Moya was named supervisor of credit unions and went on vacation leave. In December 2004 she was asked to submit recommendations for the 2005-2006 budget. When Musa presented the budget in January 2006, it led to another round of protests in which Moya was directly involved.

==Involvement in national protests==

Moya, an officer in the National Trade Union Congress of Belize (NTUCB), participated in the January 2005 strikes and shutdowns precipitated by the Musa budget. She faced criticism from some of her own Association of Public Service Senior Managers(APSSM) members for speaking out against the Musa People's United Party (PUP) administration, and general disapproval from supporters of the PUP. She transferred again to head the Public Sector Investment program, Ministry of National Development.
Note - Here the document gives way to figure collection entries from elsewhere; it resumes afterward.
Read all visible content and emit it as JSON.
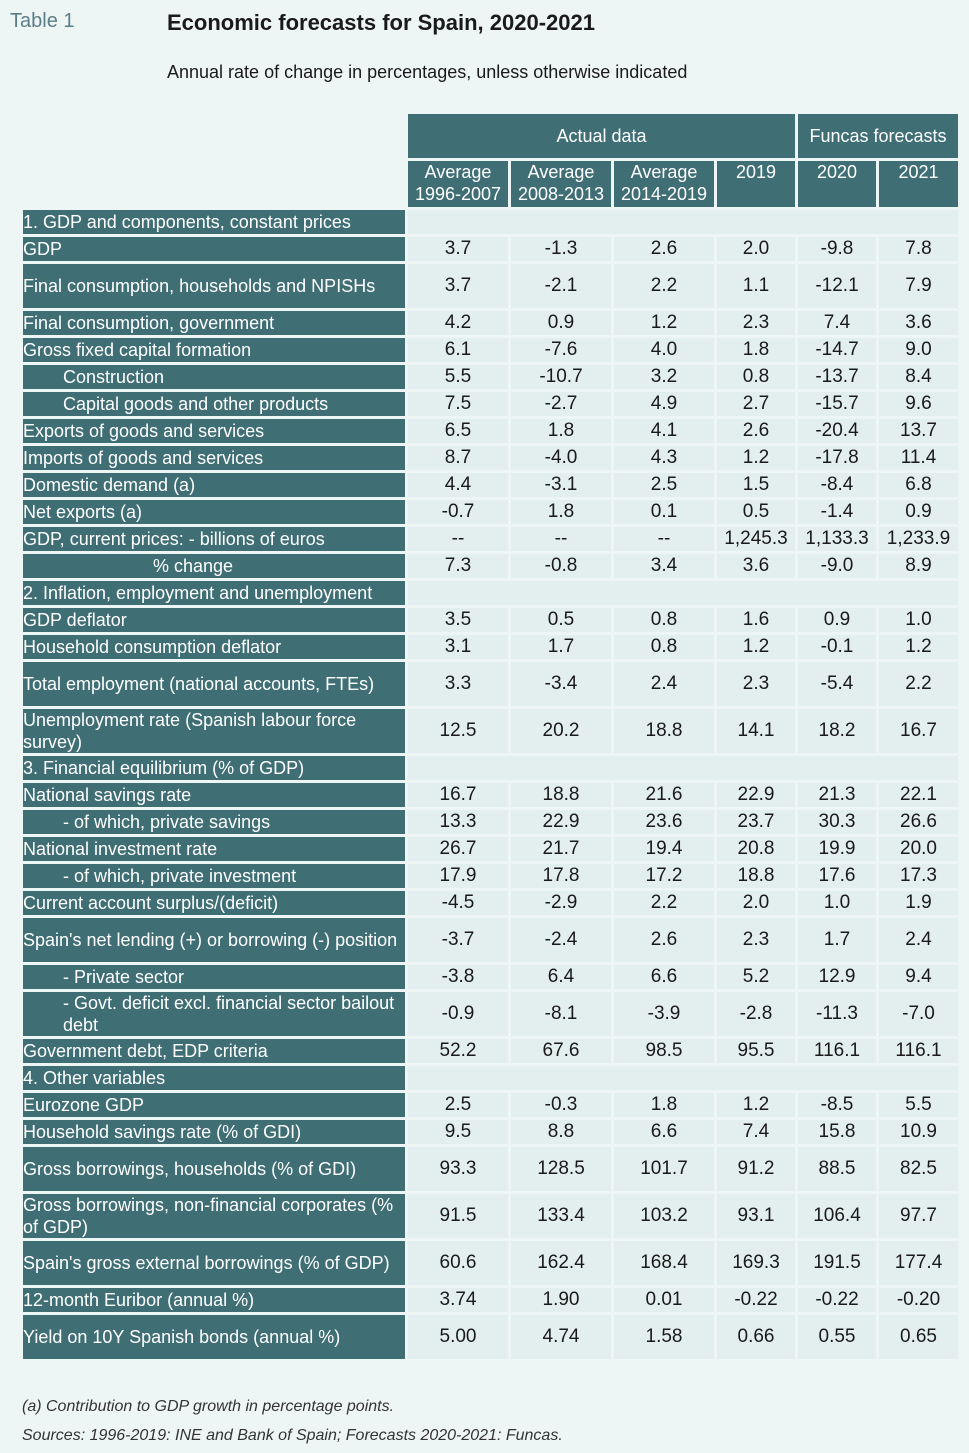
{
  "header": {
    "table_label": "Table 1",
    "title": "Economic forecasts for Spain, 2020-2021",
    "subtitle": "Annual rate of change in percentages, unless otherwise indicated"
  },
  "groups": {
    "actual": "Actual data",
    "forecast": "Funcas forecasts"
  },
  "columns": [
    "Average 1996-2007",
    "Average 2008-2013",
    "Average 2014-2019",
    "2019",
    "2020",
    "2021"
  ],
  "rows": [
    {
      "type": "section",
      "label": "1. GDP and components, constant prices"
    },
    {
      "type": "data",
      "indent": 1,
      "label": "GDP",
      "values": [
        "3.7",
        "-1.3",
        "2.6",
        "2.0",
        "-9.8",
        "7.8"
      ]
    },
    {
      "type": "data",
      "indent": 1,
      "tall": true,
      "label": "Final consumption, households and NPISHs",
      "values": [
        "3.7",
        "-2.1",
        "2.2",
        "1.1",
        "-12.1",
        "7.9"
      ]
    },
    {
      "type": "data",
      "indent": 1,
      "label": "Final consumption, government",
      "values": [
        "4.2",
        "0.9",
        "1.2",
        "2.3",
        "7.4",
        "3.6"
      ]
    },
    {
      "type": "data",
      "indent": 1,
      "label": "Gross fixed capital formation",
      "values": [
        "6.1",
        "-7.6",
        "4.0",
        "1.8",
        "-14.7",
        "9.0"
      ]
    },
    {
      "type": "data",
      "indent": 2,
      "label": "Construction",
      "values": [
        "5.5",
        "-10.7",
        "3.2",
        "0.8",
        "-13.7",
        "8.4"
      ]
    },
    {
      "type": "data",
      "indent": 2,
      "label": "Capital goods and other products",
      "values": [
        "7.5",
        "-2.7",
        "4.9",
        "2.7",
        "-15.7",
        "9.6"
      ]
    },
    {
      "type": "data",
      "indent": 1,
      "label": "Exports of goods and services",
      "values": [
        "6.5",
        "1.8",
        "4.1",
        "2.6",
        "-20.4",
        "13.7"
      ]
    },
    {
      "type": "data",
      "indent": 1,
      "label": "Imports of goods and services",
      "values": [
        "8.7",
        "-4.0",
        "4.3",
        "1.2",
        "-17.8",
        "11.4"
      ]
    },
    {
      "type": "data",
      "indent": 1,
      "label": "Domestic demand (a)",
      "values": [
        "4.4",
        "-3.1",
        "2.5",
        "1.5",
        "-8.4",
        "6.8"
      ]
    },
    {
      "type": "data",
      "indent": 1,
      "label": "Net exports (a)",
      "values": [
        "-0.7",
        "1.8",
        "0.1",
        "0.5",
        "-1.4",
        "0.9"
      ]
    },
    {
      "type": "data",
      "indent": 1,
      "label": "GDP, current prices: - billions of euros",
      "values": [
        "--",
        "--",
        "--",
        "1,245.3",
        "1,133.3",
        "1,233.9"
      ]
    },
    {
      "type": "data",
      "indent": 3,
      "label": "% change",
      "values": [
        "7.3",
        "-0.8",
        "3.4",
        "3.6",
        "-9.0",
        "8.9"
      ]
    },
    {
      "type": "section",
      "label": "2. Inflation, employment and unemployment"
    },
    {
      "type": "data",
      "indent": 1,
      "label": "GDP deflator",
      "values": [
        "3.5",
        "0.5",
        "0.8",
        "1.6",
        "0.9",
        "1.0"
      ]
    },
    {
      "type": "data",
      "indent": 1,
      "label": "Household consumption deflator",
      "values": [
        "3.1",
        "1.7",
        "0.8",
        "1.2",
        "-0.1",
        "1.2"
      ]
    },
    {
      "type": "data",
      "indent": 1,
      "tall": true,
      "label": "Total employment (national accounts, FTEs)",
      "values": [
        "3.3",
        "-3.4",
        "2.4",
        "2.3",
        "-5.4",
        "2.2"
      ]
    },
    {
      "type": "data",
      "indent": 1,
      "tall": true,
      "label": "Unemployment rate (Spanish labour force survey)",
      "values": [
        "12.5",
        "20.2",
        "18.8",
        "14.1",
        "18.2",
        "16.7"
      ]
    },
    {
      "type": "section",
      "label": "3. Financial equilibrium (% of GDP)"
    },
    {
      "type": "data",
      "indent": 1,
      "label": "National savings rate",
      "values": [
        "16.7",
        "18.8",
        "21.6",
        "22.9",
        "21.3",
        "22.1"
      ]
    },
    {
      "type": "data",
      "indent": 2,
      "label": "- of which, private savings",
      "values": [
        "13.3",
        "22.9",
        "23.6",
        "23.7",
        "30.3",
        "26.6"
      ]
    },
    {
      "type": "data",
      "indent": 1,
      "label": "National investment rate",
      "values": [
        "26.7",
        "21.7",
        "19.4",
        "20.8",
        "19.9",
        "20.0"
      ]
    },
    {
      "type": "data",
      "indent": 2,
      "label": "- of which, private investment",
      "values": [
        "17.9",
        "17.8",
        "17.2",
        "18.8",
        "17.6",
        "17.3"
      ]
    },
    {
      "type": "data",
      "indent": 1,
      "label": "Current account surplus/(deficit)",
      "values": [
        "-4.5",
        "-2.9",
        "2.2",
        "2.0",
        "1.0",
        "1.9"
      ]
    },
    {
      "type": "data",
      "indent": 1,
      "tall": true,
      "label": "Spain's net lending (+) or borrowing (-) position",
      "values": [
        "-3.7",
        "-2.4",
        "2.6",
        "2.3",
        "1.7",
        "2.4"
      ]
    },
    {
      "type": "data",
      "indent": 2,
      "label": "- Private sector",
      "values": [
        "-3.8",
        "6.4",
        "6.6",
        "5.2",
        "12.9",
        "9.4"
      ]
    },
    {
      "type": "data",
      "indent": 2,
      "tall": true,
      "label": "- Govt. deficit excl. financial sector bailout debt",
      "values": [
        "-0.9",
        "-8.1",
        "-3.9",
        "-2.8",
        "-11.3",
        "-7.0"
      ]
    },
    {
      "type": "data",
      "indent": 1,
      "label": "Government debt, EDP criteria",
      "values": [
        "52.2",
        "67.6",
        "98.5",
        "95.5",
        "116.1",
        "116.1"
      ]
    },
    {
      "type": "section",
      "label": "4. Other variables"
    },
    {
      "type": "data",
      "indent": 1,
      "label": "Eurozone GDP",
      "values": [
        "2.5",
        "-0.3",
        "1.8",
        "1.2",
        "-8.5",
        "5.5"
      ]
    },
    {
      "type": "data",
      "indent": 1,
      "label": "Household savings rate (% of GDI)",
      "values": [
        "9.5",
        "8.8",
        "6.6",
        "7.4",
        "15.8",
        "10.9"
      ]
    },
    {
      "type": "data",
      "indent": 1,
      "tall": true,
      "label": "Gross borrowings, households (% of GDI)",
      "values": [
        "93.3",
        "128.5",
        "101.7",
        "91.2",
        "88.5",
        "82.5"
      ]
    },
    {
      "type": "data",
      "indent": 1,
      "tall": true,
      "label": "Gross borrowings, non-financial corporates (% of GDP)",
      "values": [
        "91.5",
        "133.4",
        "103.2",
        "93.1",
        "106.4",
        "97.7"
      ]
    },
    {
      "type": "data",
      "indent": 1,
      "tall": true,
      "label": "Spain's gross external borrowings (% of GDP)",
      "values": [
        "60.6",
        "162.4",
        "168.4",
        "169.3",
        "191.5",
        "177.4"
      ]
    },
    {
      "type": "data",
      "indent": 1,
      "label": "12-month Euribor (annual %)",
      "values": [
        "3.74",
        "1.90",
        "0.01",
        "-0.22",
        "-0.22",
        "-0.20"
      ]
    },
    {
      "type": "data",
      "indent": 1,
      "tall": true,
      "label": "Yield on 10Y Spanish bonds (annual %)",
      "values": [
        "5.00",
        "4.74",
        "1.58",
        "0.66",
        "0.55",
        "0.65"
      ]
    }
  ],
  "footnote": "(a) Contribution to GDP growth in percentage points.",
  "sources": "Sources: 1996-2019: INE and Bank of Spain; Forecasts 2020-2021: Funcas."
}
But after another round of protests in April directed at the telecom industry, Moya briefly faced termination from her post. Directed to appear before the Public Services Commission later that summer to explain her actions, Moya, accompanied by lawyer and Leader of the Opposition Dean Barrow and Public Service Union of Belize president Dylan Reneau (Moya had been ostracized from the APSSM and moved to the PSU), denied that her actions in any way violated rules and regulations governing the public service. Moya was cleared and moved on-to local politics.

==Candidacy for Mayor==

On September 28, 2005, Moya joined a crowded UDP field of candidates for Mayor and Councillor for elections scheduled for March 2006. Moya won the hotly contested convention at the Anglican Cathedral College school grounds in Belize City on October 23, 2005.

From the start, Moya's opponents questioned her political experience, particularly in light of the events of 2005. On March 1, 2006 she led the UDP slate to a victory over the incumbent PUP side.

==As Mayor==

Moya settled into her mayoral duties eagerly, traveling across the world as a representative of Belize City and taking some unpopular stands at home over sanitation control and tourism benefits.
Critics continued to carp about her inexperience and dependence on the UDP hierarchy in her first year of office.

==Re-election==
Moya ran for a second term in municipal elections on March 4, 2009, and was re-elected with a full slate of UDP Councilors. She was sworn in for her second term on March 11, 2009. Moya was not a candidate for re-election in 2012.

Moya expressed interest in becoming the UDP standard bearer in the Mesopotamia constituency at the 2015 general election should incumbent Area Rep. Michael Finnegan stand down. Finnegan ran for re-election. Moya has long been considered a political protege of Finnegan's.